Hari Ravichandran immigrated with his family from India at 14. At 16, he enrolled in classes at Mississippi State and earned a degree at Wharton. He also studied at Stanford. In 2017, he founded Aura, which has 660 employees and provides digital security for identity and online accounts. He has been the CEO and founder of two other companies—Jump Ventures and Endurance International Group—and has been the lead author on many patents.

Science competitions also indicate the contributions to innovation of immigrants who came to America as children. Eighty-three percent (33 of 40) of the finalists of the 2016 Intel Science Talent Search, a leading science competition for U.S. high school students, were the children of immigrants. Several of those students were born abroad.

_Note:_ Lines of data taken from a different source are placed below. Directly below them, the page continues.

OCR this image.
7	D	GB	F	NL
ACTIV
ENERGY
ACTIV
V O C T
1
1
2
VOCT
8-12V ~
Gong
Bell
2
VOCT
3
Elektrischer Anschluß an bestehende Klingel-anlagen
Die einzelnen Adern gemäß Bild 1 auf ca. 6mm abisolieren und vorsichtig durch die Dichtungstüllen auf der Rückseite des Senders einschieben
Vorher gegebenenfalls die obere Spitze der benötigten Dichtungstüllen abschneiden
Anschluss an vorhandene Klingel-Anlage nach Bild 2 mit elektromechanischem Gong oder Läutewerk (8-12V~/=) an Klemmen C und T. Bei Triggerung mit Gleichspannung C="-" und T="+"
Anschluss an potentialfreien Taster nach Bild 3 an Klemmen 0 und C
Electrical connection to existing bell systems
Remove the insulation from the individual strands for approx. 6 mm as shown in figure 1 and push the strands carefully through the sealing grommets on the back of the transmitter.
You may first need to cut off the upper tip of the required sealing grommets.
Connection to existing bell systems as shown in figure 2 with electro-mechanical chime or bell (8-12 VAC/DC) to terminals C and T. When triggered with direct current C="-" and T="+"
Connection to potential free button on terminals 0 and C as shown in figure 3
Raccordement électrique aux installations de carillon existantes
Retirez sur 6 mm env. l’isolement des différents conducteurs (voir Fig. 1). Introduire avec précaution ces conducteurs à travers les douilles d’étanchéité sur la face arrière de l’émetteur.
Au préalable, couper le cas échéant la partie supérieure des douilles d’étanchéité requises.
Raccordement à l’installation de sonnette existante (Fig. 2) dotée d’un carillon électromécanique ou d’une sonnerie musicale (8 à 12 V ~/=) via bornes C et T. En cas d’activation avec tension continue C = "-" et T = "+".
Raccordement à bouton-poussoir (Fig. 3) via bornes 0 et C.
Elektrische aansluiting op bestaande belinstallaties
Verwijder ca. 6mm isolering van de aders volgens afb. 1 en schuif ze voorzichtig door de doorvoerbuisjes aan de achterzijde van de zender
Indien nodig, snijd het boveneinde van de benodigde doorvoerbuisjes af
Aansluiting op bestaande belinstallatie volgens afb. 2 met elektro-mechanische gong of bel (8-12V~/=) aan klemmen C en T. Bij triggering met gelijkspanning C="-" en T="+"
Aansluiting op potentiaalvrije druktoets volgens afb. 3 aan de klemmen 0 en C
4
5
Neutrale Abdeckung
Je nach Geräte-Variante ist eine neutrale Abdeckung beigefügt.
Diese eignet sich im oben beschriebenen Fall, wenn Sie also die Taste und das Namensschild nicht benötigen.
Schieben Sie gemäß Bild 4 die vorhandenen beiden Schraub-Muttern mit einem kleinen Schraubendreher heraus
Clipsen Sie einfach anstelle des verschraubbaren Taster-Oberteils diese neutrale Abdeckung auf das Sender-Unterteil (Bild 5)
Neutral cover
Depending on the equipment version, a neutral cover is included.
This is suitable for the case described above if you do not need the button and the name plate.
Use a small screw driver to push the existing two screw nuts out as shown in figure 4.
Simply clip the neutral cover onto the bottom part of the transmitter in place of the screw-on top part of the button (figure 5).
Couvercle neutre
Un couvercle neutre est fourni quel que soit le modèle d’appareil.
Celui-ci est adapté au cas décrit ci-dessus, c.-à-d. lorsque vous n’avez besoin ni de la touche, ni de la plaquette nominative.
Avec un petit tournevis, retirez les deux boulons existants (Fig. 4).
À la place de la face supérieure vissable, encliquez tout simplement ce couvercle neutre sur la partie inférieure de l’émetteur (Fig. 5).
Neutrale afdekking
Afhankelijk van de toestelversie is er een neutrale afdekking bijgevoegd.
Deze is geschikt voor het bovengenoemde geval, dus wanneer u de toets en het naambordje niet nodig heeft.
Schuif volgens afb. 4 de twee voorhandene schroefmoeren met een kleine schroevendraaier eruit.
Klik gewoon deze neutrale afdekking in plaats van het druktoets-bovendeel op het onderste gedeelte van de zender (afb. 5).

Other Research Supports The NBER Study’s Findings

Other research supports the NBER study’s findings that immigrants make an outsized contribution to U.S. innovation. “The presence of foreign graduate students has a significant and positive impact on both future patent applications and future patents awarded to university and non-university institutions,” according to economists Gnanaraj Chellaraj, Keith E. Maskus and Aaditya Mattoo. “Our central estimates suggest that a 10% increase in the number of foreign graduate students would raise patent applications by 4.5%, university patent grants by 6.8% and non-university patent grants by 5.0%. Thus, reductions in foreign graduate students from visa restrictions could significantly reduce U.S. innovative activity. Increases in skilled immigration also have a positive, but smaller, impact on patenting.”

Madeline Zavodny, an economics professor at the University of North Florida, reviewed the economic literature and examined the impact of international students on Optional Practical Training (OPT) in an NFAP study. “Areas with more foreign-born STEM [science, technology, engineering and math] workers have higher patenting rates, faster productivity growth and higher earnings among U.S. natives, among other positive outcomes,” she concluded. “The OPT program is a small but important way the United States attracts STEM students and enables them to contribute to the U.S. economy after graduation.”

Analysts point out that critics of immigration may be embarrassed by the new NBER study’s findings. The study shows immigrants are contributing a substantial proportion of America’s innovations, and blocking the entry of such immigrants weakens the United States and its economy. At the urging of immigration opponents, in 2022, Sen. Charles Grassley (R-IA) blocked an exemption from annual green card limits for foreign nationals with a Ph.D. in STEM fields and those with a master’s degree “in a critical industry,” such as semiconductors. Businesses and universities said the provision would have made a significant difference in the ability to attract and retain talent in America.

“Innovation and technological progress is considered to be a key determinant of economic growth,” according to the NBER study’s authors. “There is growing suggestive evidence that immigrants play a key role in U.S. innovation.”